After packing k boxes (numbered 1,2,⋯,k ) of m items each, workers discovered that one defective item had slipped in among the k×m items packed. In an attempt to find the defective item, they randomly select n items from each box and examine these.

(a) Find the conditional probability that the defective item is in box 1, given that it is not found in box 1.
(b) Find the conditional probability that the defective item is in box 2 , given that it is not found in box 1.

Answer 1

The conditional probabilities that the defective item is in box 1 or box 2, given that it is not found in box 1, are both equal to 1/(k(m-n)), assuming n items are inspected in each box and there are m items per box.

Step-by-step explanation:

To solve these problems, we need to understand conditional probability and work with the given information.

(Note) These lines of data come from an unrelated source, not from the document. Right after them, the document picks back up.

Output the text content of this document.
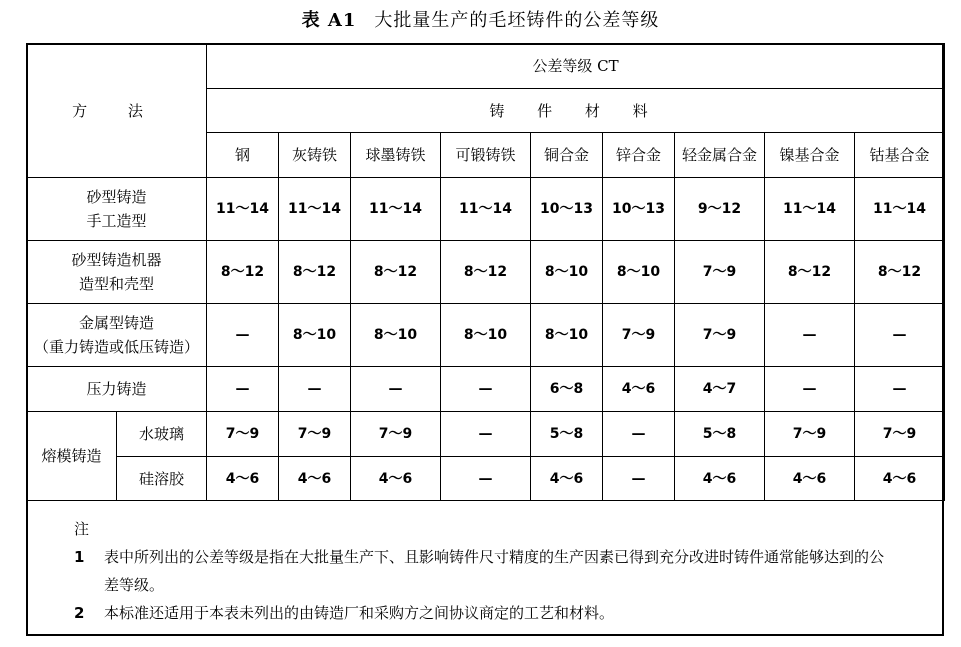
表 A1 大批量生产的毛坯铸件的公差等级
方 法		公差等级 CT								
		铸 件 材 料								
		钢	灰铸铁	球墨铸铁	可锻铸铁	铜合金	锌合金	轻金属合金	镍基合金	钴基合金

砂型铸造
手工造型		11～14	11～14	11～14	11～14	10～13	10～13	9～12	11～14	11～14

砂型铸造机器
造型和壳型		8～12	8～12	8～12	8～12	8～10	8～10	7～9	8～12	8～12

金属型铸造
（重力铸造或低压铸造）		—	8～10	8～10	8～10	8～10	7～9	7～9	—	—
压力铸造		—	—	—	—	6～8	4～6	4～7	—	—
熔模铸造	水玻璃	7～9	7～9	7～9	—	5～8	—	5～8	7～9	7～9
	硅溶胶	4～6	4～6	4～6	—	4～6	—	4～6	4～6	4～6
注
1	表中所列出的公差等级是指在大批量生产下、且影响铸件尺寸精度的生产因素已得到充分改进时铸件通常能够达到的公差等级。
2	本标准还适用于本表未列出的由铸造厂和采购方之间协议商定的工艺和材料。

(a) The conditional probability that the defective item is in box 1, given that it is not found in box 1 after examining n items, is calculated as follows:

P(Defective in Box 1 | Not found in Box 1) = P(Defective in Box 1) / P(Not found in Box 1)

The probability that the defective item is in box 1 is 1/k, and the probability that it is not found in box 1 after examining n out of m items is the binomial coefficient (m-n) choose 1 divided by m choose 1. Hence:

P(Defective in Box 1 | Not found in Box 1) = (1/k) / [(m-n)/m] = 1/(k(m-n))

(b) The conditional probability that the defective item is in box 2, given that it is not found in box 1, is the same as that for box 1 because the problem is symmetric with respect to all boxes,

So, P(Defective in Box 2 | Not found in Box 1) = 1/(k(m-n)) as well.